Norway, which has been ranked highest in standard of living, life expectancy and education for the 13th consecutive year, has its perks and quirks and BIT is certainly one of them. The café first opened up in Oslo – the capital city – and is unique to Norway.

Last week when I was visiting with my family, we ate lunch at BIT. I had always seen the café around during previous holidays, but had never tried it so decided to change things up a ‘BIT’. Generally, the café is very welcoming with the intentional clear glass as a barrier between you, the passer by, and the irresistible, delicate cakes and pastries carefully arranged on large dishes that inevitably lure you in. I’m surprised I’ve managed to resist the temptation to dive into one of the cinnamon and custard buns only up until last week.

Although the colour schemes within the café were rather bland with your average white and grey painted walls, the adventurous lights made up for it adding a subtle modernistic touch. Traditional Scandinavian sheep skin pillows and rugs were dotted around the café which made it all the more intimate and warming. The intended simplistic design seemed to work well as it contrasted with the complexity of some of the foods they had to offer.

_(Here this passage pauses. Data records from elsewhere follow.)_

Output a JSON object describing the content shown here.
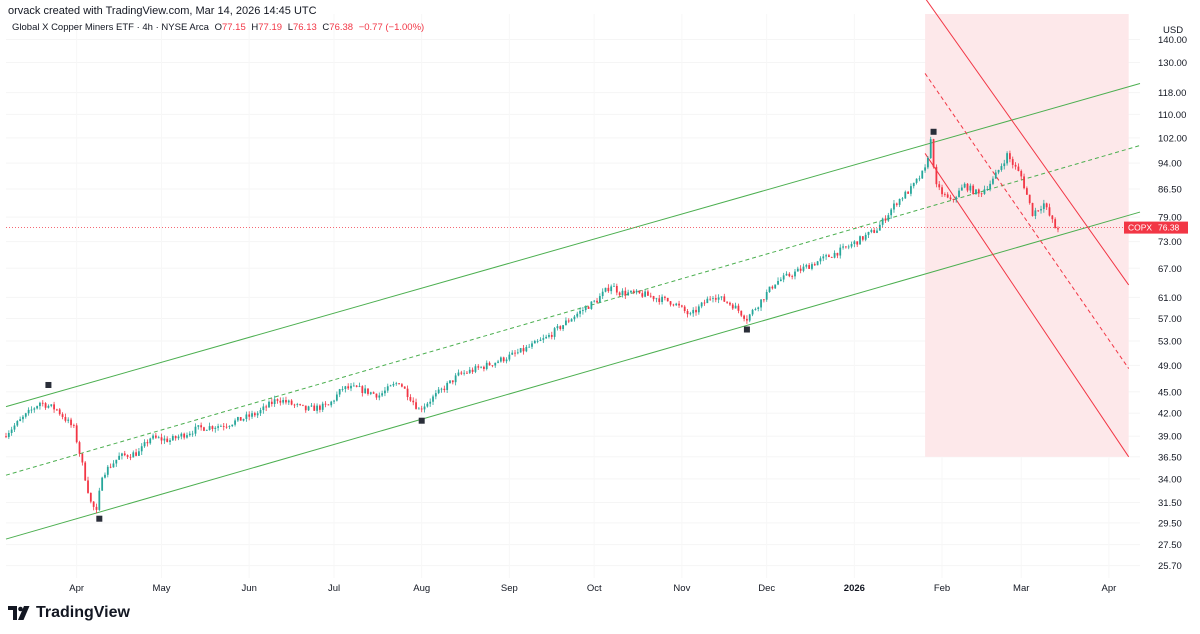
{
  "credit": "orvack created with TradingView.com, Mar 14, 2026 14:45 UTC",
  "legend": {
    "name": "Global X Copper Miners ETF · 4h · NYSE Arca",
    "o_key": "O",
    "o_val": "77.15",
    "h_key": "H",
    "h_val": "77.19",
    "l_key": "L",
    "l_val": "76.13",
    "c_key": "C",
    "c_val": "76.38",
    "change": "−0.77 (−1.00%)"
  },
  "brand": "TradingView",
  "colors": {
    "up": "#26a69a",
    "down": "#f23645",
    "channel": "#4caf50",
    "down_channel": "#f23645",
    "fill": "#fde8ea"
  },
  "chart_data": {
    "type": "candlestick",
    "symbol": "COPX",
    "last_price": 76.38,
    "last_price_label": "76.38",
    "currency_label": "USD",
    "y_ticks": [
      "25.70",
      "27.50",
      "29.50",
      "31.50",
      "34.00",
      "36.50",
      "39.00",
      "42.00",
      "45.00",
      "49.00",
      "53.00",
      "57.00",
      "61.00",
      "67.00",
      "73.00",
      "79.00",
      "86.50",
      "94.00",
      "102.00",
      "110.00",
      "118.00",
      "130.00",
      "140.00"
    ],
    "x_ticks": [
      "Apr",
      "May",
      "Jun",
      "Jul",
      "Aug",
      "Sep",
      "Oct",
      "Nov",
      "Dec",
      "2026",
      "Feb",
      "Mar",
      "Apr"
    ],
    "x_range": [
      "2025-03-07",
      "2026-04-12"
    ],
    "y_scale": "log",
    "ylim": [
      24.7,
      152
    ],
    "price_path": [
      [
        "2025-03-07",
        39.0
      ],
      [
        "2025-03-20",
        43.5
      ],
      [
        "2025-03-26",
        42.5
      ],
      [
        "2025-04-01",
        40.0
      ],
      [
        "2025-04-03",
        37.0
      ],
      [
        "2025-04-07",
        31.5
      ],
      [
        "2025-04-09",
        30.5
      ],
      [
        "2025-04-11",
        34.5
      ],
      [
        "2025-04-17",
        36.5
      ],
      [
        "2025-04-24",
        37.0
      ],
      [
        "2025-04-28",
        38.8
      ],
      [
        "2025-05-05",
        38.5
      ],
      [
        "2025-05-15",
        40.0
      ],
      [
        "2025-05-25",
        40.5
      ],
      [
        "2025-06-05",
        42.0
      ],
      [
        "2025-06-12",
        44.0
      ],
      [
        "2025-06-22",
        42.5
      ],
      [
        "2025-06-30",
        43.0
      ],
      [
        "2025-07-05",
        45.5
      ],
      [
        "2025-07-10",
        45.5
      ],
      [
        "2025-07-18",
        44.5
      ],
      [
        "2025-07-25",
        46.5
      ],
      [
        "2025-08-01",
        42.5
      ],
      [
        "2025-08-07",
        44.5
      ],
      [
        "2025-08-15",
        47.5
      ],
      [
        "2025-08-25",
        49.0
      ],
      [
        "2025-09-05",
        51.0
      ],
      [
        "2025-09-15",
        53.5
      ],
      [
        "2025-09-25",
        57.5
      ],
      [
        "2025-10-03",
        60.5
      ],
      [
        "2025-10-08",
        63.5
      ],
      [
        "2025-10-11",
        62.0
      ],
      [
        "2025-10-20",
        61.5
      ],
      [
        "2025-10-30",
        60.0
      ],
      [
        "2025-11-05",
        57.5
      ],
      [
        "2025-11-13",
        61.5
      ],
      [
        "2025-11-20",
        59.5
      ],
      [
        "2025-11-25",
        57.0
      ],
      [
        "2025-12-05",
        64.0
      ],
      [
        "2025-12-15",
        67.0
      ],
      [
        "2025-12-30",
        71.5
      ],
      [
        "2026-01-10",
        76.0
      ],
      [
        "2026-01-17",
        83.0
      ],
      [
        "2026-01-22",
        86.5
      ],
      [
        "2026-01-27",
        92.0
      ],
      [
        "2026-01-29",
        101.0
      ],
      [
        "2026-01-31",
        87.0
      ],
      [
        "2026-02-05",
        83.0
      ],
      [
        "2026-02-10",
        87.5
      ],
      [
        "2026-02-15",
        85.0
      ],
      [
        "2026-02-20",
        89.0
      ],
      [
        "2026-02-25",
        96.5
      ],
      [
        "2026-03-02",
        90.0
      ],
      [
        "2026-03-06",
        80.0
      ],
      [
        "2026-03-10",
        82.5
      ],
      [
        "2026-03-14",
        76.38
      ]
    ],
    "pivot_markers": [
      {
        "date": "2025-03-22",
        "price": 46.0
      },
      {
        "date": "2025-04-09",
        "price": 29.9
      },
      {
        "date": "2025-08-01",
        "price": 41.0
      },
      {
        "date": "2025-11-24",
        "price": 55.0
      },
      {
        "date": "2026-01-29",
        "price": 104.0
      }
    ],
    "ascending_channel": {
      "upper": [
        [
          "2025-03-07",
          42.9
        ],
        [
          "2026-04-12",
          121.5
        ]
      ],
      "mid": [
        [
          "2025-03-07",
          34.4
        ],
        [
          "2026-04-12",
          99.5
        ]
      ],
      "lower": [
        [
          "2025-03-07",
          28.0
        ],
        [
          "2026-04-12",
          80.3
        ]
      ]
    },
    "descending_channel": {
      "upper": [
        [
          "2026-01-26",
          160.0
        ],
        [
          "2026-04-08",
          63.5
        ]
      ],
      "mid": [
        [
          "2026-01-26",
          125.5
        ],
        [
          "2026-04-08",
          48.5
        ]
      ],
      "lower": [
        [
          "2026-01-26",
          97.0
        ],
        [
          "2026-04-08",
          36.5
        ]
      ],
      "shade_x": [
        "2026-01-26",
        "2026-04-08"
      ]
    },
    "last_price_line": true
  }
}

We returned to our table carrying a tray with a mug of piping hot coffee (the generous staff didn’t hold back when filling it to the brim – quite literally), my mango and pineapple smoothie and a dainty jam jar filled with flowers. As an undeniable fan of mango, and someone with a true sweet tooth, the combination between the two fruits was nothing less than mouth watering. The price wasn’t quite as tasty, but that just comes with travelling to countries in which the citizens get paid higher salaries and the goods are more expensive.

All in all, it was a lovely experience that I will remember and I highly recommend BIT to any lost travelers in Norway looking for a place to sit back and relax. We tried one of their tasty salads (mainly because the attractive, bearded Nordic man smiled at me with his pearly whites as if to say “You know you want to try it”), as well as an amazing cinnamon and apple – or ‘Kanel og Eple’ as they say in Norway – cake slice. We left with full stomachs and a sense of contentedness, the staff seeing us off with “Ha det!” meaning “bye bye”. A great little find if ever you are in Norway!